Possibly, but only if the product, operator, license, registration, purpose, foreign authorization, and permit requirements align. The April 2026 rule creates a federal Schedule III category for covered medical marijuana products, but it also preserves import/export permit requirements. 


Does a state medical marijuana license authorize international shipment? 

No. A state medical marijuana license may be relevant to federal eligibility. It is not an import or export permit. 


Which DEA forms may be involved? 

Depending on the transaction, forms may include DEA Form 357 for import permits, DEA Form 161 for export permits, DEA Form 161R for reexports, and DEA Form 236 for controlled-substance import/export declarations.¹¹ 


Can adult-use cannabis be imported or exported under this rule? 

Operators should not assume so. The rule addresses FDA-approved marijuana drug products and marijuana subject to a state medical marijuana license. Marijuana outside those categories remains subject to Schedule I controls. 


Should an operator file first and address supporting documents later? 

No. The supporting legal and factual record should be developed before filing. DEA may require documents or written statements of fact relevant to whether an import or export application should be granted.¹² 


Counsel for Controlled-Substance Import and Export Decisions 

Medical marijuana import and export decisions should be made before public announcements, purchase orders, shipment planning, or investor representations. 


The legal review should determine whether the proposed transaction can be supported under the Controlled Substances Act, DEA regulations, the operator’s state medical marijuana license, foreign authorization, and the commercial documents. 


Joseph A. Bondy, PLLC is available to advise clients at that intersection: cannabis regulation, DEA registration, controlled-substance compliance, commercial risk, and enforcement exposure.
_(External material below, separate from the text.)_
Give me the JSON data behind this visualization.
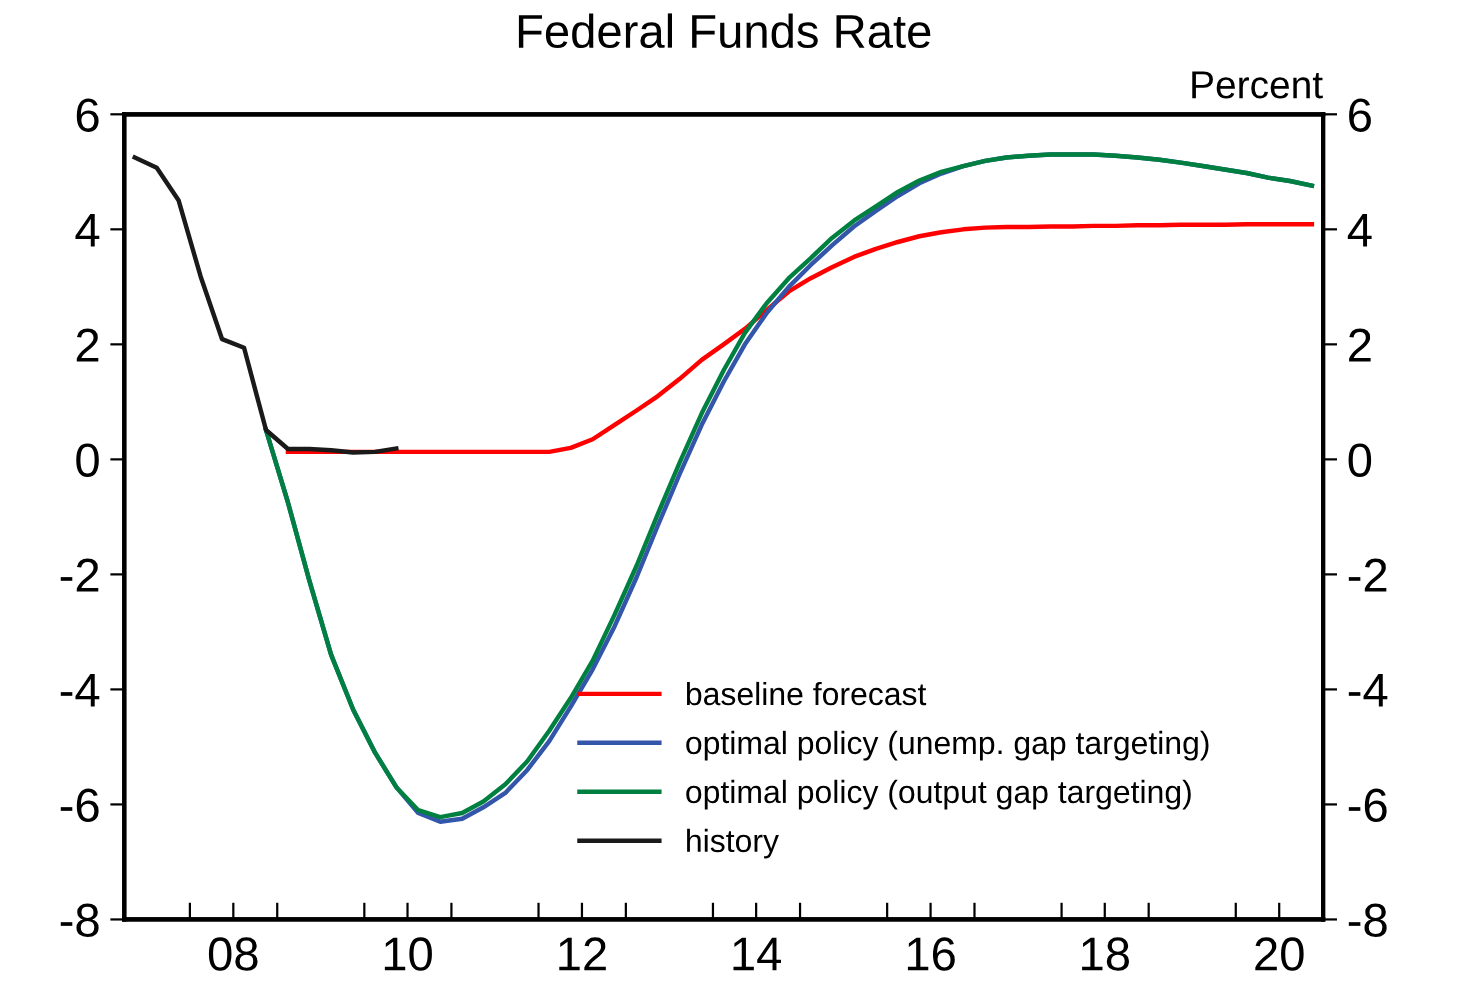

Contact Joseph A. Bondy, PLLC for a confidential consultation concerning cannabis import/export permit strategy. 


Endnotes 


  1. Schedules of Controlled Substances: Rescheduling of Food and Drug Administration Approved Products Containing Marijuana From Schedule I to Schedule III; Corresponding Change to Permit Requirements, 91 Fed. Reg. 22,714, 22,715 (Apr. 28, 2026) (to be codified at 21 C.F.R. pts. 1300, 1301, 1308, 1312); U.S. Dep’t of Just., Drug Enf’t Admin., Schedules of Controlled Substances: Rescheduling of Food and Drug Administration Approved Products Containing Marijuana and Products Containing Marijuana Subject to a Qualifying State-Issued License From Schedule I to Schedule III; Corresponding Change to Permit Requirements 1–2 (final order). 
  2. 91 Fed. Reg. at 22,717; see also Single Convention on Narcotic Drugs art. 31, Mar. 30, 1961, 18 U.S.T. 1407. 
  3. 21 C.F.R. § 1312.03. 
  4. 21 C.F.R. §§ 1312.11(a), 1312.30(b)–(d). 
  5. 21 C.F.R. §§ 1312.11(c), 1312.12(b)–(e), 1312.13(b)–(e), 1312.14. 
  6. 21 C.F.R. § 1312.22(a), (c)(1)(i)–(iv). 
  7. 21 C.F.R. § 1312.22(c)(1)(v). 
  8. 21 C.F.R. § 1312.22(d)(1). 
  9. 91 Fed. Reg. at 22,722; 21 C.F.R. § 1301.13(k). 
  10. 91 Fed. Reg. at 22,719. 
  11. 21 C.F.R. § 1312.03. 
  12. 21 C.F.R. §§ 1312.13(d), 1312.23(d).